With the city's support, COSH! will focus even more on digitalisation. A technological tool is currently being developed to objectively screen clothing according to seven pillars: Ethics, Working Conditions, Ecological Materials, Circularity, Short Chain, Animal Friendly and Transparency. Sustainable fashion retailers and retailers in transition in Antwerp will display the screened brands. This encourages consumers to shop locally, while promoting Antwerp as a sustainable fashion city.
... In 2010, Bruno Pieters asked Niki De Schrijver to help create a new luxury fashion brand that was completely ecological, ethical and transparent.
Niki: "Honest By was the first fashion company to be 100% transparent: factories, materials, suppliers, you name it. It was all open source. Even prices and margins were no secret. In fact, it was the forerunner of Fashion Revolution, which started its transparency campaigns in 2013, following the Rana Plaza factory collapse in Bangladesh."
Honest By was Niki's turning point.
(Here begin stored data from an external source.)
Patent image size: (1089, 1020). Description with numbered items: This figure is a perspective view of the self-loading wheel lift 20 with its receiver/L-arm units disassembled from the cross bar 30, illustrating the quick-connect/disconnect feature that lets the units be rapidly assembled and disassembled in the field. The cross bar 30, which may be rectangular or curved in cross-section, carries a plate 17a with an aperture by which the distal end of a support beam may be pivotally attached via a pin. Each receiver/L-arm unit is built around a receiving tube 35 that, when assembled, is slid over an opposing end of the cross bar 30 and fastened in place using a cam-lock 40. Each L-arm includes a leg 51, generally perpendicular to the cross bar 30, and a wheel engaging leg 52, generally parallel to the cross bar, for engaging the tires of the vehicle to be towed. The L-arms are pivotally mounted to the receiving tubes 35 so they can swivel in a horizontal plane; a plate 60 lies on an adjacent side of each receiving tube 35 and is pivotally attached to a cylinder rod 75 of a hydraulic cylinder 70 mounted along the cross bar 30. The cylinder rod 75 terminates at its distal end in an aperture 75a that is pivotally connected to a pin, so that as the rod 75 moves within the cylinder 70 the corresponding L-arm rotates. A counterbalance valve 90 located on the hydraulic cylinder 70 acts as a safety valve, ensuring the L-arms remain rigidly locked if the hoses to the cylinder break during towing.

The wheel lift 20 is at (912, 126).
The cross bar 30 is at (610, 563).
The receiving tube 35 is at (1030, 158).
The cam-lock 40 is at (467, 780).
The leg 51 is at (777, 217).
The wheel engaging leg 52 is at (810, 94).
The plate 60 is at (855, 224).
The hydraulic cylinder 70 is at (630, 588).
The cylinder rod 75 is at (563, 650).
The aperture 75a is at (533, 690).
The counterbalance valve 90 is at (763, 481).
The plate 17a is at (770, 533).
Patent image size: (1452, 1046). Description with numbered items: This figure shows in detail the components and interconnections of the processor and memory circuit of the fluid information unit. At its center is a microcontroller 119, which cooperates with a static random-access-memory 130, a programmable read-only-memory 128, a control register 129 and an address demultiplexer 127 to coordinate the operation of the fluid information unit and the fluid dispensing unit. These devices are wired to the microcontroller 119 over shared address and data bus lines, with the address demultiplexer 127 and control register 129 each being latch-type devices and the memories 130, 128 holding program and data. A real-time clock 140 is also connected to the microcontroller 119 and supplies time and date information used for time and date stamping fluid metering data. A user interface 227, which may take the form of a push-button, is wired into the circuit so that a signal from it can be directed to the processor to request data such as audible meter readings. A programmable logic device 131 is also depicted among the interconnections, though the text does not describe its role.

Niki: "It made me realise that I had always acted much more fairly, correctly and sustainably than what I saw in other companies," she says. "In Moroccan factories, there is usually a lot of shouting at the workers, as if that is the only way to get them to do something. Not so in the factory where we produced, where the boss also took a very different approach. I myself was always in the midst of the sticklers. I realised that fair intrapreneurship, and later entrepreneurship, was inherent in me.
Then I got involved with sustainability and it hasn't let me go since," she adds. "I think as a designer you have to ask yourself: If this piece ends up on a pile of clothes, can it biodegrade? If the answer is no? Then don't start."